Rieccomi! Stavolta sono stata veloce, non potete negarlo :P
Grazie per le numerose letture al primo capitolo :)
Se vorrete lasciarmi un commentino, anche piccolo, anche solo per dirmi
quanto è brutta questa FF, ve ne sarò grata e vi
risponderò!
Alla prossima FF!
Ciry
CHAPTER 2: La danza regolare di tutti i tuoi respiri su di me
In camera, Georg le aveva prestato una T-Shirt per
lei enorme, così che potesse usarla come un pigiama; sopra il letto
matrimoniale a gambe incrociate, gli era sembrata ancora più minuta di quanto non fosse in
realtà, ed era rimasto intenerito dalla premura con cui accarezzava il tessuto
di quella T-Shirt.
“Se vuoi andare per prima in bagno, fai pure” le
aveva detto “Io mi fermerò con i ragazzi qui per un po’ e volevo disfare meglio
i bagagli…”
Lei aveva tirato su i pollici con un sorriso ed era
sparita dietro la porta dopo aver congiunto le mani in segno di ringraziamento.

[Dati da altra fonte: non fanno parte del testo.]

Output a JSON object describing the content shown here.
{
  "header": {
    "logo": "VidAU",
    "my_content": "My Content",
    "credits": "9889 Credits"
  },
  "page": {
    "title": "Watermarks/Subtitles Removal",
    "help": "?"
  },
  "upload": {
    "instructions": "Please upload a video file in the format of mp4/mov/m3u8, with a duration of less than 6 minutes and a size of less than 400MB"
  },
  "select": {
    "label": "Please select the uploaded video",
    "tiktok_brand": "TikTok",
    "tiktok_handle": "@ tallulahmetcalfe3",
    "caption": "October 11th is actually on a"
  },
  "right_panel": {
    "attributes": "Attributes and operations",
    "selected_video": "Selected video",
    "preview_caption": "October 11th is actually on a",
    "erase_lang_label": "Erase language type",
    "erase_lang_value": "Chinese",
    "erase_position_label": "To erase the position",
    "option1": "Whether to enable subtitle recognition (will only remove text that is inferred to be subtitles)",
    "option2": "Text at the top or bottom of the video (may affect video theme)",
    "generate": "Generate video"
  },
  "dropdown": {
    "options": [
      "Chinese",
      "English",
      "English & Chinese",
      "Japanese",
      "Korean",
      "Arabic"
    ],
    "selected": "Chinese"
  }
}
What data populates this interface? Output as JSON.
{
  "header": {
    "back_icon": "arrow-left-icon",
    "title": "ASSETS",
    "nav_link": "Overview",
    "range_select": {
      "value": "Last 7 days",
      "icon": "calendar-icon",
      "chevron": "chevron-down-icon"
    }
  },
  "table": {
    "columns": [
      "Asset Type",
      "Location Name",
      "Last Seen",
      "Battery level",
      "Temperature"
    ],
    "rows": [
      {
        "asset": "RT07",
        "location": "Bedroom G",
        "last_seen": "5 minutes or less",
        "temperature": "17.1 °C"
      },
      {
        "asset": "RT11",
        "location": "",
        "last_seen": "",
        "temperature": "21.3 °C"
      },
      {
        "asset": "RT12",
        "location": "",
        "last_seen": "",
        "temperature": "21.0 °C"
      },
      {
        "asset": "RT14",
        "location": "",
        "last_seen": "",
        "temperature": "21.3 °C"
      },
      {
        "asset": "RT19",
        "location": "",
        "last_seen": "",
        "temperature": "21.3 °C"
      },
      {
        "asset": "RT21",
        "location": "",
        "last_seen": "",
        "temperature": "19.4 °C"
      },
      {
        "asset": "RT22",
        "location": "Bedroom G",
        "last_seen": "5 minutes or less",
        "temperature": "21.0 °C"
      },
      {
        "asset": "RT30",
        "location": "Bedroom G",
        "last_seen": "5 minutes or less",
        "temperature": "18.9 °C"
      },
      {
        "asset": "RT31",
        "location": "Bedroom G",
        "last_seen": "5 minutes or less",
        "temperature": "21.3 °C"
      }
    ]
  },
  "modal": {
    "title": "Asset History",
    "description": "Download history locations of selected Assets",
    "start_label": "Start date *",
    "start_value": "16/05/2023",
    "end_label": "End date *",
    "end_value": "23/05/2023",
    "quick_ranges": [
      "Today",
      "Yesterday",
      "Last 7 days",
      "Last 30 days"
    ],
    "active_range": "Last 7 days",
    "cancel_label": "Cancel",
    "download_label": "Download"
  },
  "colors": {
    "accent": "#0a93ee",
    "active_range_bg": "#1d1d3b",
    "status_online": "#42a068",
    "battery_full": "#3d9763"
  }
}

Dopo essersi cambiata e lavata i denti con l’aiuto
dell’indice impiastrato di dentifricio, Sophia era riuscita a togliere con
delle salviette umide il trucco dagli occhi, ma aveva deciso di non far fare la
stessa fine al fondotinta.
Non gli aveva detto niente.
Non gli aveva detto dei vetri del parabrezza che, scagliati
contro il suo viso nell’incidente, ne avevano stravolto i lineamenti.
Non gli aveva detto che non aveva mai potuto
permettersi i soldi per un’ulteriore operazione chirurgica, la seconda dopo
quella alla gola, esosa e soprattutto fallita.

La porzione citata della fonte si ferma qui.